We initially thought of writing a generic piece of code to generate multiple Bayesian inference related figures in book2. However, realizing the power of Bijactors (transformation functions) in recent methods like ADVI and a posibility of applications for a wider community, we are developing BIJAX as a full library. BIJAX supports MAP, ADVI and Laplace approximation. We are developing SteinVI and other methods in BIJAX at present.
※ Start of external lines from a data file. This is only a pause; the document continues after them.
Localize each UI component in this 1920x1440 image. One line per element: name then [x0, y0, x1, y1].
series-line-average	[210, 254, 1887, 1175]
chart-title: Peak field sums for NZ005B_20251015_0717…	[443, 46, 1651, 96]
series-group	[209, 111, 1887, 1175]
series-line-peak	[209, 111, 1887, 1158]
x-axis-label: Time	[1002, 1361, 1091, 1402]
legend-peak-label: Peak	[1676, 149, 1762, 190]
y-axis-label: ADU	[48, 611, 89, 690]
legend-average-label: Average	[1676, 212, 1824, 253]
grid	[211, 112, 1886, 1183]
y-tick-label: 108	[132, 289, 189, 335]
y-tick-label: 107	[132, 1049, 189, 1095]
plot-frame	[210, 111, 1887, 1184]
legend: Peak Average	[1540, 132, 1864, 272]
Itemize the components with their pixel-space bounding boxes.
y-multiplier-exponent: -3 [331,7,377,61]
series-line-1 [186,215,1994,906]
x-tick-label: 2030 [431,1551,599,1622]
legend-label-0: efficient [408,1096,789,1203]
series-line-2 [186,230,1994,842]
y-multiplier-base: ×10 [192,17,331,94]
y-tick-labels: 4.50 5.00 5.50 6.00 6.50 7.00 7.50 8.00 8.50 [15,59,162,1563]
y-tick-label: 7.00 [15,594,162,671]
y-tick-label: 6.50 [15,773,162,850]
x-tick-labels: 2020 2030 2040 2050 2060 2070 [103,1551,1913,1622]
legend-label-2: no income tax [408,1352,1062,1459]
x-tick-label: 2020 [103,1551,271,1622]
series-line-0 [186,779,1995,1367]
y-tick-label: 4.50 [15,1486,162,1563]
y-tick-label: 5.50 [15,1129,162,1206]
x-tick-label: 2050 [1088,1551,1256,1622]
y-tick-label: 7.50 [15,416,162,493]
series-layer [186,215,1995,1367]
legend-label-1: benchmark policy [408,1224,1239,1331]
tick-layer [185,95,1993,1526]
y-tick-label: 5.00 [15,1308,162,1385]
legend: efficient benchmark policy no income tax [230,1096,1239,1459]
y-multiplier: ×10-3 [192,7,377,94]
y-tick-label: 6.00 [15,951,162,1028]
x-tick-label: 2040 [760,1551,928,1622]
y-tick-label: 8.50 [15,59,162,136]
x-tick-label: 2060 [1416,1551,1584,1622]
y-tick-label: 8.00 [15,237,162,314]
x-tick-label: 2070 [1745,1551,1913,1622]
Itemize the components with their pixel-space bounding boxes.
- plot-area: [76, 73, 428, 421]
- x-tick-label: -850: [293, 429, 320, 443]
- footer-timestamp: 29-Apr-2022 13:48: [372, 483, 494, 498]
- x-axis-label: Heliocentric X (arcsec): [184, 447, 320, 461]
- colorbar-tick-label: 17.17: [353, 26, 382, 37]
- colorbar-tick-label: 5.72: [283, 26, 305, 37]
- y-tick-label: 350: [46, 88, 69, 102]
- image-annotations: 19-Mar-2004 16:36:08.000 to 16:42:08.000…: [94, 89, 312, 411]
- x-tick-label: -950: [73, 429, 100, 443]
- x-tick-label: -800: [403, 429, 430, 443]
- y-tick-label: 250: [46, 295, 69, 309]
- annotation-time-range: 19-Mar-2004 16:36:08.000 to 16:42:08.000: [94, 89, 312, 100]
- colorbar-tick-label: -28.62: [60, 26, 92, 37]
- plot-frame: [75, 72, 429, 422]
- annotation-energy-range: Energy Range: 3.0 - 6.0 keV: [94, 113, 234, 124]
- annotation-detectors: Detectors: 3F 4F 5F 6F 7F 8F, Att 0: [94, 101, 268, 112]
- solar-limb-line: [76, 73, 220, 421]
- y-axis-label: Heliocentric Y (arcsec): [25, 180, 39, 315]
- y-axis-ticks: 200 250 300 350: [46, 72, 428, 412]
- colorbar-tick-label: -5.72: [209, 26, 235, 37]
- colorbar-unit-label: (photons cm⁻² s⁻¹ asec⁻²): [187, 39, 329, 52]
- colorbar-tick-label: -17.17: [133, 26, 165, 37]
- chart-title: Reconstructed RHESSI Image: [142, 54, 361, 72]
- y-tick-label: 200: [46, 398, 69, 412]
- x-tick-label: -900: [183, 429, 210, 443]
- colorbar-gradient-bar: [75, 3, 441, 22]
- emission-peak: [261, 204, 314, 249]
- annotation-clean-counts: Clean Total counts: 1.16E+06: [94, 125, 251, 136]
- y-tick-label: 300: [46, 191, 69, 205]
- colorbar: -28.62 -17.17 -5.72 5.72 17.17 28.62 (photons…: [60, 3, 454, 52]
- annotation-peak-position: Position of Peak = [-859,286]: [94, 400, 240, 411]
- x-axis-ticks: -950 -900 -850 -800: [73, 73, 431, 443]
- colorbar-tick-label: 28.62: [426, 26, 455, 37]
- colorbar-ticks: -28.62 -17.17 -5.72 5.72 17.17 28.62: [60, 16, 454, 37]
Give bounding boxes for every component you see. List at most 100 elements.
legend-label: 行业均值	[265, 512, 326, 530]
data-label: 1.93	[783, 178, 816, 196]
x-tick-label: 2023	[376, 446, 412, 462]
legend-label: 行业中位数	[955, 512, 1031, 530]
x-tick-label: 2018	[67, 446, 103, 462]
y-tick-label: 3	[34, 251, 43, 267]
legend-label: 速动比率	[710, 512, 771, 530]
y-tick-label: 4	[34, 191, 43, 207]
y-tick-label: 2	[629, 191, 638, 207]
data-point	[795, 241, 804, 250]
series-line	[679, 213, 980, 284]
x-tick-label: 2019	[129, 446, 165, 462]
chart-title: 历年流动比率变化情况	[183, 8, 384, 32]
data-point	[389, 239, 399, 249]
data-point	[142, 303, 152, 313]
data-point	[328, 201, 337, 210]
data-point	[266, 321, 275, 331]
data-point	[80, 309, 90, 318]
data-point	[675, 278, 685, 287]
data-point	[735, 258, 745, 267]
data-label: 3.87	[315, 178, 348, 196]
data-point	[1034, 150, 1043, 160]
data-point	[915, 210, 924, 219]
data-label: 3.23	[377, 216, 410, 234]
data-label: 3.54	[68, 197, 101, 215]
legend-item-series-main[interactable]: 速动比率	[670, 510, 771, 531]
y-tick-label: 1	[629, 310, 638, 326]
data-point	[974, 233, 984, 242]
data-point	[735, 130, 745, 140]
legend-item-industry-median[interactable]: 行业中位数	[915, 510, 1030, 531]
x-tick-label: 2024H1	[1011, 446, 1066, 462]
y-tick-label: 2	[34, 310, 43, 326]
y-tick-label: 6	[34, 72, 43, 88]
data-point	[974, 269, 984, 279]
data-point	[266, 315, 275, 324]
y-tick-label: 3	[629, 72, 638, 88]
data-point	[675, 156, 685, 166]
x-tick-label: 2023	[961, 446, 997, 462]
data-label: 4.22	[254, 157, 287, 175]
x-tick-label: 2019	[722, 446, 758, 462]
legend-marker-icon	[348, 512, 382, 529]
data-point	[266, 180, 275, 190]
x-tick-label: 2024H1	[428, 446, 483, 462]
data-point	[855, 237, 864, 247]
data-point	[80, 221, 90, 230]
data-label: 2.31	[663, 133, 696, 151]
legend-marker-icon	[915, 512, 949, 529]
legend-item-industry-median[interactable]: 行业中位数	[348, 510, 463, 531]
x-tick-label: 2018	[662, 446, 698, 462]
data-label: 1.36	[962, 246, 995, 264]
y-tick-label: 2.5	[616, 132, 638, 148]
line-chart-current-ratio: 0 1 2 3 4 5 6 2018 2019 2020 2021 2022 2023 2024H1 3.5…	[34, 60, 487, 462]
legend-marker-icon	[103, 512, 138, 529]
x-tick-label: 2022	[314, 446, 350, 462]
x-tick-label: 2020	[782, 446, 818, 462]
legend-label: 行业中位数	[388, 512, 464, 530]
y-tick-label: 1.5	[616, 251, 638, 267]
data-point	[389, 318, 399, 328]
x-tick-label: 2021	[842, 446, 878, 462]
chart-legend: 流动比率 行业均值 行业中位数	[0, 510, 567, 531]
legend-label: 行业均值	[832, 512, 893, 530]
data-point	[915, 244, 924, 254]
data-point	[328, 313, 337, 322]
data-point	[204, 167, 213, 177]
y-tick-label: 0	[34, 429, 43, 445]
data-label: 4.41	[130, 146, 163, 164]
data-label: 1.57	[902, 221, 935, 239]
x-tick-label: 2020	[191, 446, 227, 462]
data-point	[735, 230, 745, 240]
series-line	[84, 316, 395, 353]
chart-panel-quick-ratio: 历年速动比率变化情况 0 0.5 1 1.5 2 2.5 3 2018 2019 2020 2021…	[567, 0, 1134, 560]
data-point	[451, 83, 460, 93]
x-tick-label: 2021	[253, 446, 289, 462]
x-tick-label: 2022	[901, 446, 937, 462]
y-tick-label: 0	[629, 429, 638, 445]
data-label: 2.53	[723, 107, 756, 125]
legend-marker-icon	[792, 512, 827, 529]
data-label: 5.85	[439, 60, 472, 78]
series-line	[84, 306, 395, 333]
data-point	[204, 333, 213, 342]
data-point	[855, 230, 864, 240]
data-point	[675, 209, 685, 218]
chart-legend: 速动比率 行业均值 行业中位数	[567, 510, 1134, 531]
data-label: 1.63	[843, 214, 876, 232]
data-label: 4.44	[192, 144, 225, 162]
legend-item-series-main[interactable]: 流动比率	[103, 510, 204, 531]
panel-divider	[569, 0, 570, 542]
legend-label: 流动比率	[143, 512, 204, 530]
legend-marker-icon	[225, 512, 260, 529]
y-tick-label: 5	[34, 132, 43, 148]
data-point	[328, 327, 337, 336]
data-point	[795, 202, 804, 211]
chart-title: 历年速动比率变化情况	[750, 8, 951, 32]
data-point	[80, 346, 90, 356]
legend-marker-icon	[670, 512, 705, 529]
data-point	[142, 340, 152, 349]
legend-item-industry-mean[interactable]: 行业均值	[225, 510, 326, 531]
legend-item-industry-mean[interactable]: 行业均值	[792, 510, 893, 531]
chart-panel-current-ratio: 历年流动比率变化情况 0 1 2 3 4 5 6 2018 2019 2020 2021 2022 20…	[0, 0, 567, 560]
Following are the figures developed with BIJAX:

  • Gaussian Mixture Model with ADVI [PR 1084]: a) MAP; b-d) posterior samples.

image

  • Estimating mean of 2d Gaussian distribution with ADVI [PR 1081]

image

Co-authored section 34.7 - Active learning

We work on active learning in our lab and earlier I have published an interactive active learning article at VizxAI. Thus, I helped Dr. Murphy write the section on active learning in book2. I mentored two of non-GSoC students (Nitish and Ankita) from our lab at IIT Gandhinagar for generating all figures in this section.

image

JAX: an ML library in sync with pure Python

During GSoC, I got introduced to JAX for the first time. After some exploration, I found JAX as a quick and computationally fast prototyping library. Tools like vmap, jit, tree_util and flatten_util were elementry in the code I wrote during GSoC. I summarized the JAX tricks we learned during the GSoC period here.

Summary of PRs

Following table containts the list of PRs created during the GSoC period sorted by time.

URLTitle
PR 690Update beta_binom_post_plot.py
PR 703Add workflow and jupyter-book setup
PR 704Added discrete_prob_dist_plot.ipynb
PR 707Do not auto generate scripts
PR 709Rename environment variables
PR 719Remove jupyter book
PR 721add combining_kernels_by_multiplication notebook
PR 722add combining_kernels_by_summation notebook
PR 727Fig18.2 (Book2) add gprDemoArd.ipynb
PR 728Fig18.7 (Book2) add gprDemoNoiseFreeAndNoisy.ipynb
PR 741converted py files to notebooks.
PR 750Update gprDemoNoiseFreeAndNoisy
PR 763Mention Python version in README
PR 764Split the workflow. Enable static module checker.
PR 779pin Python 3.7.13 in workflow
PR 780Copied d2l notebooks to pyprobml
PR 787Move non-figure notebooks to pyprobml
PR 795Combine and publish results from parallel workflows
PR 798Updated README.md and CONTRIBUTING.md
PR 800Copy probml-notebooks/notebooks to notebooks/misc
PR 805Push updated notebooks to misc
PR 824Add book2 notebooks
PR 834GitHub to colab
PR 846Add autogenerated contributors’ list
PR 871Refactor deep kernel learning figure
PR 874Fix workflow and latexify spectral mixture gp figures
PR 919Latexified and blackjaxified figure 17.18 gp_kernel_opt.ipynb
PR 1046AL notebooks added
PR 1081added gaussian 2d ADVI
PR 1084Added GMM ADVI notebook
PR 1099Latexify vib_demo

Summary

This GSoC I worked on a big project useful to the academic community around the world and with a wonderful mentor Dr. Kevin Murphy. Simultaniously, I learned my new default ML library JAX and increased my confidence to be able to work on such large projects. I will always be grateful to Dr. Kevin Murphy for this opportunity that helped me add a unique and valuable experience in my PhD journy.